Racial scapegoating is also something which I have endured on a personal level.  I have often written about the abuses of my marriage in these blogs and spoken about the horrific nature of being married to someone who if I did not do what she wanted would punish and denigrate me.  One of the things that I have not really spoken about was the silencing and distancing nature of the abuses.  Taking on the shadow of a narcisstically wounded woman, being her scapegoat by any other name, also meant that I was not allowed to have a voice of my own.  Any speaking up or speaking out was punished, shouted down, or put down.  Being told that I was stupid, that I didn’t know what I was talking about, or just plain being ignored, these experiences take a lot out of the scapegoated other. 

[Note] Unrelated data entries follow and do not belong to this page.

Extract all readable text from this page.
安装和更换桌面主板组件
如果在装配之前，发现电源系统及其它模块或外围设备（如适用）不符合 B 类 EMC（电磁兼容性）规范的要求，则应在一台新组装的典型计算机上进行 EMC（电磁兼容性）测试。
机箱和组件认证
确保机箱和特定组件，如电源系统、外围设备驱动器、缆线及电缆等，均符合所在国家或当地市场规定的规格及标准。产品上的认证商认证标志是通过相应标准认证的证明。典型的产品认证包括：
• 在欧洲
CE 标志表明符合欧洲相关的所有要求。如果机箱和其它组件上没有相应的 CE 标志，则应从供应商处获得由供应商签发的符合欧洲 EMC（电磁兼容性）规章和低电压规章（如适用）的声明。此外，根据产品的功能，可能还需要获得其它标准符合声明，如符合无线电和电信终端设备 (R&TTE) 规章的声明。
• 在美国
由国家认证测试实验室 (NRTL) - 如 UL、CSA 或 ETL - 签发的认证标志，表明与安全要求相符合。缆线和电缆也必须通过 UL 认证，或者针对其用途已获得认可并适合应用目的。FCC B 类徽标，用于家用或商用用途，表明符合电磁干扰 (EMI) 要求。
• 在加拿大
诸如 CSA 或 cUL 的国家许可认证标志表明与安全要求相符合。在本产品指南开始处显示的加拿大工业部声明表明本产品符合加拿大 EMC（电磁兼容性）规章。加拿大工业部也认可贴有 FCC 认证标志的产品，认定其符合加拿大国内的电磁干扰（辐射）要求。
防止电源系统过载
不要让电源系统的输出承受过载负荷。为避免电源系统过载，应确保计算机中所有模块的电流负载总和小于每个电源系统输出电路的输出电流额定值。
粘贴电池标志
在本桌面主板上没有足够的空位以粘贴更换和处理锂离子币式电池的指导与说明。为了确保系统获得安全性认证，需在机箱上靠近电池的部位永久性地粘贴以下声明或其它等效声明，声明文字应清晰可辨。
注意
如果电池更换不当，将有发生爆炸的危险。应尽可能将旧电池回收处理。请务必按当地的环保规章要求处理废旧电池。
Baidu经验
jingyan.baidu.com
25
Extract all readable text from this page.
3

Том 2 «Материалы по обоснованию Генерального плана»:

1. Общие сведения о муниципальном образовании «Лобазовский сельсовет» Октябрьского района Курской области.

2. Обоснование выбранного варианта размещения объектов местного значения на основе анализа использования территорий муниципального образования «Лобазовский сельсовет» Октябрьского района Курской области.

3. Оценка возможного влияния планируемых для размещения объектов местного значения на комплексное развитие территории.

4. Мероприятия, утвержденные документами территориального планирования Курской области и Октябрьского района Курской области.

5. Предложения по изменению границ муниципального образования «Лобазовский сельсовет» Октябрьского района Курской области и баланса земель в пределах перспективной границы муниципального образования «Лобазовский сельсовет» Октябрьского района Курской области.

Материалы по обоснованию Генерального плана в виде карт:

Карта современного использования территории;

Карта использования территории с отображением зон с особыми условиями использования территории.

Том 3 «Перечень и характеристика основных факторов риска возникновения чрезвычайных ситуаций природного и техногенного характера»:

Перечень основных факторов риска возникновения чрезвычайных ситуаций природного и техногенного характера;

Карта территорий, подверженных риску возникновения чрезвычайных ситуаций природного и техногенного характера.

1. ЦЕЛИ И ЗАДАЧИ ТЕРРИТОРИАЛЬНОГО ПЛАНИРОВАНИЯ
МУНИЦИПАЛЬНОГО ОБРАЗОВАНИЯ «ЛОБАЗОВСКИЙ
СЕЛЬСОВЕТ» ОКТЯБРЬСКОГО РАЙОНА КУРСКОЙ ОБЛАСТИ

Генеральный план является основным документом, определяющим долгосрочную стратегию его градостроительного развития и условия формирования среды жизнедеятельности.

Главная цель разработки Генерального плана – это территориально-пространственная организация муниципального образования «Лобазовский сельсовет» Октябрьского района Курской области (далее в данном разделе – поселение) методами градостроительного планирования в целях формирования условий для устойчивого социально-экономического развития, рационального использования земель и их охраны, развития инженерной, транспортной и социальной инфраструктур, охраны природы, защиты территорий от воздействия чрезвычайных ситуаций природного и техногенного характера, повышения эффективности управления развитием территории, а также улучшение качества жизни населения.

They can ripple outwards into ones working life, where one is often seen as less than by colleagues, or they can become enacted in spaces where one hopes to feel safest, like around ones own peers (because even within groups, scapegoating can occur as a means of ridding that group of its own shadow). 

They wear that person down, draw out all of their energy until there is little to nothing left of them.  No will, no cause to continue living, no energy.  It is an experience which can often leave one feeling that one might wither and die.

Yet, there is also always something more within.  Always something of oneself which wants more, to be more, which wants to survive.  Escaping the shackles of racial scapegoating therefore involves ridding oneself of the shadow of those who wont own theirs.  It is a standing up, a speaking out, a moving forward with ones own ways of being.  It is a returning to ones own sense of being unburdened by the unowned hatred of those who see themselves of perfect yet are anything but. 

The child used to scream for help at night, and cry a great deal, but now it only makes a kind of whining, ‘eh-haa, eh-haa, and is speaks less and less often.  It is so thin there are no calves to its legs; its belly protrudes, it lives on a half-bowl of corn meal and grease a day.

The Ones Who Walk Away from Omelas.

(Guin, 2007)

References

Barantini, P. (2025). Adolescence. Netflix. https://www.imdb.com/title/tt31806037/

Guin, U. Le. (2007). The Ones Who Walk Away from Omelas. A Companion to Science Fiction, 408–419.

Perera, S. B. (1986). The Scapegoat Complex: toward a mythology of shadow and guilt. Inner City Books.